Melalui kegiatan ini, masyarakat diperkenalkan pada konsep pengelolaan sampah yang tidak hanya berorientasi pada kebersihan lingkungan, tetapi juga memiliki potensi manfaat ekonomi apabila dikelola dengan baik.

Kehadiran bank sampah di Desa Aka-Akae diharapkan dapat menjadi sarana bagi masyarakat untuk mulai membiasakan diri memilah sampah berdasarkan jenisnya, mengumpulkan sampah yang masih memiliki nilai guna, serta mengelolanya secara lebih terorganisir.

Dengan pendekatan tersebut, sampah yang sebelumnya dianggap tidak bernilai dapat dimanfaatkan kembali atau disalurkan untuk proses daur ulang sehingga mengurangi jumlah sampah yang berakhir di tempat pembuangan akhir maupun dibakar secara sembarangan.

Program ini juga menjadi bagian dari penerapan prinsip 3R (Reduce, Reuse, Recycle) yang selama ini dikenal sebagai salah satu strategi efektif dalam mengurangi timbulan sampah.

Melalui penerapan prinsip tersebut, masyarakat diajak untuk mengurangi penggunaan barang sekali pakai, memanfaatkan kembali barang yang masih layak digunakan, serta mendaur ulang berbagai jenis sampah yang memiliki nilai ekonomi. Upaya ini sekaligus mendukung aksi mitigasi perubahan iklim melalui pengurangan pencemaran lingkungan dan emisi yang dihasilkan dari pengelolaan sampah yang tidak tepat.
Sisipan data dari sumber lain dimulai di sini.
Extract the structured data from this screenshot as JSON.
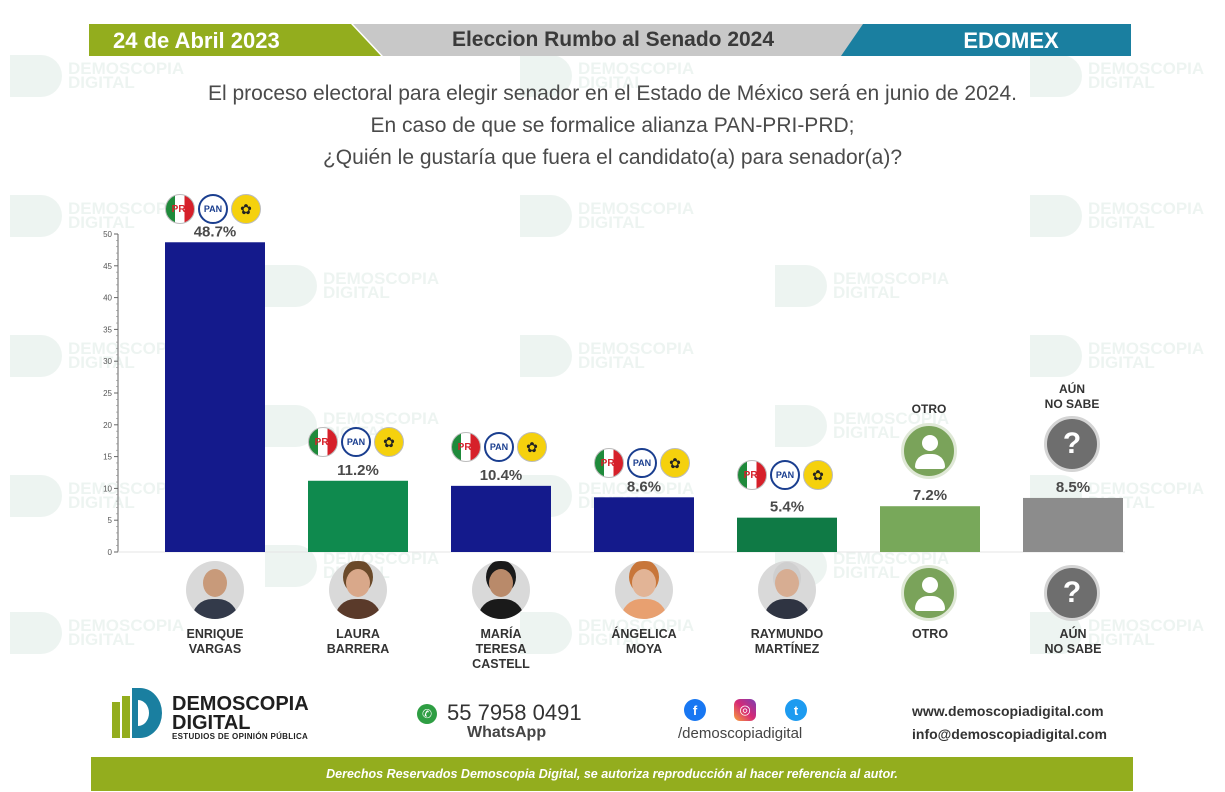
{
  "header": {
    "date": "24 de Abril 2023",
    "title": "Eleccion Rumbo al Senado 2024",
    "state": "EDOMEX"
  },
  "question": {
    "line1": "El proceso electoral para elegir senador en el Estado de México será en junio de 2024.",
    "line2": "En caso de que se formalice alianza PAN-PRI-PRD;",
    "line3": "¿Quién le gustaría que fuera el candidato(a) para senador(a)?"
  },
  "watermark": {
    "line1": "DEMOSCOPIA",
    "line2": "DIGITAL"
  },
  "parties": {
    "pri": "PRI",
    "pan": "PAN",
    "prd": "✿"
  },
  "chart_data": {
    "type": "bar",
    "categories": [
      "ENRIQUE\nVARGAS",
      "LAURA\nBARRERA",
      "MARÍA\nTERESA\nCASTELL",
      "ÁNGELICA\nMOYA",
      "RAYMUNDO\nMARTÍNEZ",
      "OTRO",
      "AÚN\nNO SABE"
    ],
    "values": [
      48.7,
      11.2,
      10.4,
      8.6,
      5.4,
      7.2,
      8.5
    ],
    "value_labels": [
      "48.7%",
      "11.2%",
      "10.4%",
      "8.6%",
      "5.4%",
      "7.2%",
      "8.5%"
    ],
    "colors": [
      "#141a8c",
      "#0f8a4e",
      "#141a8c",
      "#141a8c",
      "#0f7a45",
      "#78a85a",
      "#8c8c8c"
    ],
    "ylim": [
      0,
      50
    ],
    "yticks": [
      0,
      5,
      10,
      15,
      20,
      25,
      30,
      35,
      40,
      45,
      50
    ],
    "grid": false
  },
  "top_labels": {
    "otro": "OTRO",
    "no_sabe": "AÚN\nNO SABE"
  },
  "icons": {
    "question_mark": "?"
  },
  "footer": {
    "brand_name": "DEMOSCOPIA\nDIGITAL",
    "brand_sub": "ESTUDIOS DE OPINIÓN PÚBLICA",
    "phone": "55 7958 0491",
    "whatsapp_label": "WhatsApp",
    "social_handle": "/demoscopiadigital",
    "website": "www.demoscopiadigital.com",
    "email": "info@demoscopiadigital.com",
    "rights": "Derechos Reservados Demoscopia Digital, se autoriza reproducción al hacer referencia al autor.",
    "fb": "f",
    "ig": "◎",
    "tw": "t",
    "wa": "✆"
  }
}
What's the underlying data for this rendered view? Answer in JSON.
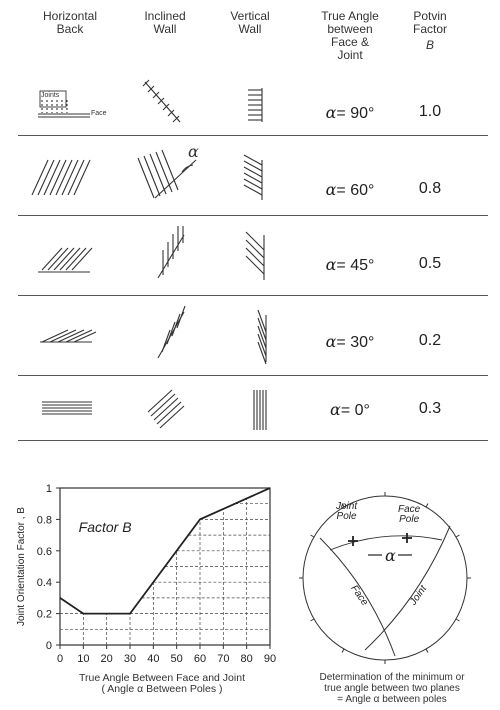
{
  "headers": {
    "col1": [
      "Horizontal",
      "Back"
    ],
    "col2": [
      "Inclined",
      "Wall"
    ],
    "col3": [
      "Vertical",
      "Wall"
    ],
    "col4": [
      "True Angle",
      "between",
      "Face &",
      "Joint"
    ],
    "col5": [
      "Potvin",
      "Factor"
    ],
    "col5_symbol": "B"
  },
  "sketch_labels": {
    "joints": "Joints",
    "face": "Face",
    "alpha": "α"
  },
  "rows": [
    {
      "alpha_symbol": "α",
      "angle_text": "= 90°",
      "factor": "1.0"
    },
    {
      "alpha_symbol": "α",
      "angle_text": "= 60°",
      "factor": "0.8"
    },
    {
      "alpha_symbol": "α",
      "angle_text": "= 45°",
      "factor": "0.5"
    },
    {
      "alpha_symbol": "α",
      "angle_text": "= 30°",
      "factor": "0.2"
    },
    {
      "alpha_symbol": "α",
      "angle_text": "= 0°",
      "factor": "0.3"
    }
  ],
  "chart_data": {
    "type": "line",
    "title": "Factor B",
    "xlabel": [
      "True Angle Between Face and Joint",
      "( Angle α Between Poles )"
    ],
    "ylabel": "Joint Orientation Factor , B",
    "xlim": [
      0,
      90
    ],
    "ylim": [
      0,
      1
    ],
    "x_ticks": [
      "0",
      "10",
      "20",
      "30",
      "40",
      "50",
      "60",
      "70",
      "80",
      "90"
    ],
    "y_ticks": [
      "0",
      "0.2",
      "0.4",
      "0.6",
      "0.8",
      "1"
    ],
    "series": [
      {
        "x": [
          0,
          10,
          30,
          60,
          90
        ],
        "y": [
          0.3,
          0.2,
          0.2,
          0.8,
          1.0
        ]
      }
    ]
  },
  "stereonet": {
    "joint_pole": [
      "Joint",
      "Pole"
    ],
    "face_pole": [
      "Face",
      "Pole"
    ],
    "face": "Face",
    "joint": "Joint",
    "alpha": "α",
    "caption": [
      "Determination of the minimum or",
      "true angle between two planes",
      "= Angle  α  between poles"
    ]
  }
}
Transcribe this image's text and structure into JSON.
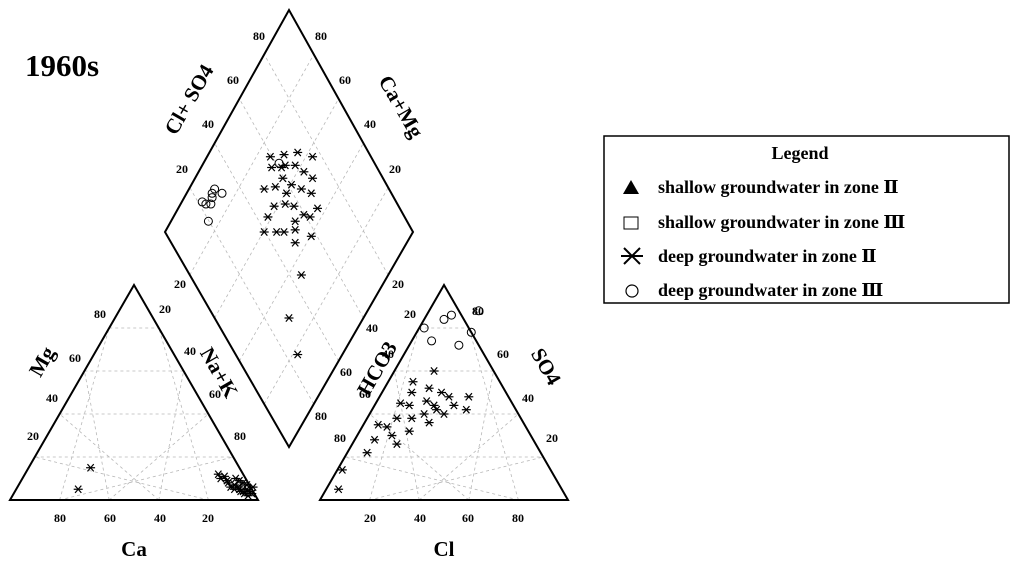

Pelaksanaan kegiatan dilakukan melalui beberapa tahapan, mulai dari persiapan program, pengumpulan bahan dan peralatan, pembuatan sarana bank sampah, penataan lokasi, hingga kegiatan sosialisasi dan edukasi kepada masyarakat. Dalam setiap tahapan, mahasiswa berupaya melibatkan masyarakat agar tercipta rasa memiliki dan tanggung jawab bersama terhadap keberlanjutan program yang telah dibangun.

Selain menyediakan fasilitas pendukung, kegiatan ini juga menjadi media pembelajaran bagi masyarakat mengenai pentingnya perubahan perilaku dalam mengelola sampah rumah tangga.

Dengan meningkatnya pemahaman masyarakat, diharapkan pengelolaan sampah tidak lagi dipandang sebagai tanggung jawab individu semata, melainkan sebagai upaya kolektif untuk menjaga kualitas lingkungan desa.

Melalui program pembuatan dan pengenalan bank sampah ini, mahasiswa KKNT Perubahan Iklim Gelombang 116 Universitas Hasanuddin berharap dapat memberikan manfaat yang berkelanjutan bagi masyarakat Desa Aka-Akae.

Program ini tidak hanya menjadi wujud pengabdian mahasiswa kepada masyarakat, tetapi juga menjadi langkah awal dalam membangun budaya pengelolaan sampah yang lebih baik, meningkatkan kepedulian lingkungan, serta mewujudkan desa yang bersih, sehat, dan berkelanjutan di masa depan.